Promethues回炉（1）

Prometheus 简介

Prometheus 简介

演变

Prometheus受启发于Google的Brogmon监控系统（相似的Kubernetes是从Google的Brog系统演变而来），从2012年开始由前Google工程师在Soundcloud以开源软件的形式进行研发，并且于2015年早期对外发布早期版本。2016年5月继Kubernetes之后成为第二个正式加入CNCF基金会的项目，同年6月正式发布1.0版本。2017年底发布了基于全新存储层的2.0版本，能更好地与容器平台、云平台配合。

优势

易于管理
- 核心模块二进制文件
- Pull模型架构
- 服务发现
监控服务的内部运行状态
强大的数据模型
- metrics
  - name
  - labels
  - value
- TSDB
查询语言PromQL
- 查询、聚合
- 分布
- 预测
- 过滤

Prometheus核心组件

Prometheus的基本架构：

Prometheus Server

Prometheus Server是Prometheus组件中的核心部分，负责实现对监控数据的获取，存储以及查询。

Prometheus Server可以通过静态配置管理监控目标，也可以配合使用Service Discovery的方式动态管理监控目标，并从这些监控目标中获取数据。其次Prometheus Server需要对采集到的监控数据进行存储，Prometheus Server本身就是一个时序数据库，将采集到的监控数据按照时间序列的方式存储在本地磁盘当中。最后Prometheus Server对外提供了自定义的PromQL语言，实现对数据的查询以及分析。

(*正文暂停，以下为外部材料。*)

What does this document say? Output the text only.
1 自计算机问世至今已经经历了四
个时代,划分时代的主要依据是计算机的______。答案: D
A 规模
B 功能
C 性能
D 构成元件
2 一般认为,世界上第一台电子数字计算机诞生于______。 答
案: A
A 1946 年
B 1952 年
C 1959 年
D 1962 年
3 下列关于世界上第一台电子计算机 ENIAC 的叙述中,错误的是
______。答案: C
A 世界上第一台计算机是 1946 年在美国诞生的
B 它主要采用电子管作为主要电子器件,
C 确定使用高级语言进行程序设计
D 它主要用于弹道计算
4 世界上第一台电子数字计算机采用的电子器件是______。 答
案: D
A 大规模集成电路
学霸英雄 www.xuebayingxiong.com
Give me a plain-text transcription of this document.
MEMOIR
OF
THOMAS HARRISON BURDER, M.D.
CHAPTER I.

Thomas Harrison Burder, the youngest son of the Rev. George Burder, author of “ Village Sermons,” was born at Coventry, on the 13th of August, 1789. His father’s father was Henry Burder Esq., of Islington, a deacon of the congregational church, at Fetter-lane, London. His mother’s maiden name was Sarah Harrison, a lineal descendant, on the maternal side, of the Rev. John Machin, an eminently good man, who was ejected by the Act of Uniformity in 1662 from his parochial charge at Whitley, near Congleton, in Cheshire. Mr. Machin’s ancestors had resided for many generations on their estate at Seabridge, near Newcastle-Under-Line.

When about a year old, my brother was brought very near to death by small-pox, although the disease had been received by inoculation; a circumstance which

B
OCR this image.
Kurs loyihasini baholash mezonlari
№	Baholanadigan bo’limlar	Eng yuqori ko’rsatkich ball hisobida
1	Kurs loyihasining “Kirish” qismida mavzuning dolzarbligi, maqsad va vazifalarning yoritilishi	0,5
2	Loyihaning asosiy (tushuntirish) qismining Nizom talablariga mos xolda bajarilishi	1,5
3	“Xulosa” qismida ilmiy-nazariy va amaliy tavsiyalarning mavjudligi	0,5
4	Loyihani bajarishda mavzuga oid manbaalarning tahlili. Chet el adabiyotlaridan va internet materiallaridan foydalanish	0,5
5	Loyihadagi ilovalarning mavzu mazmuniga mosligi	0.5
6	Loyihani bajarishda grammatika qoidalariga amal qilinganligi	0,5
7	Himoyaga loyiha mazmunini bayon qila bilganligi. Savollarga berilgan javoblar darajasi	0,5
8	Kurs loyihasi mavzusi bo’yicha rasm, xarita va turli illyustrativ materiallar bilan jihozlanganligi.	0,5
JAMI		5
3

Prometheus Server内置的Express Browser UI，通过这个UI可以直接通过PromQL实现数据的查询以及可视化。

Prometheus Server的联邦集群能力可以使其从其他的Prometheus Server实例中获取数据，因此在大规模监控的情况下，可以通过联邦集群以及功能分区的方式对Prometheus Server进行扩展。

Exporters

Exporter将监控数据采集的端点通过HTTP服务的形式暴露给Prometheus Server，Prometheus Server通过访问该Exporter提供的Endpoint端点，即可获取到需要采集的监控数据。

AlertManager

在Prometheus Server中支持基于PromQL创建告警规则，如果满足PromQL定义的规则，则会产生一条告警，而告警的后续处理流程则由AlertManager进行管理。

PushGateway

由于Prometheus数据采集基于Pull模型进行设计，因此在网络环境的配置上必须要让Prometheus Server能够直接与Exporter进行通信。当这种网络需求无法直接满足时，就可以利用PushGateway来进行中转。可以通过PushGateway将内部网络的监控数据主动Push到Gateway当中。而Prometheus Server则可以采用同样Pull的方式从PushGateway中获取到监控数据。

简单实战

本节内容：

安装prometheus
- 二进制
- 容器方式
部署node exporter采集主机指标
简单的PromQl查询
对接grafana数据可视化

安装prometheus

prometheus 主要组件下载地址https://prometheus.io/download/

二进制

下载解压

wget https://github.com/prometheus/prometheus/releases/download/v2.20.0/prometheus-2.20.0.linux-amd64.tar.gz
tar xzvf prometheus-2.20.0.linux-amd64.tar.gz -C /opt/

prometheus默认配置文件prometheus.yml

# my global config
global:
  scrape_interval:     15s # Set the scrape interval to every 15 seconds. Default is every 1 minute.
  evaluation_interval: 15s # Evaluate rules every 15 seconds. The default is every 1 minute.
  # scrape_timeout is set to the global default (10s).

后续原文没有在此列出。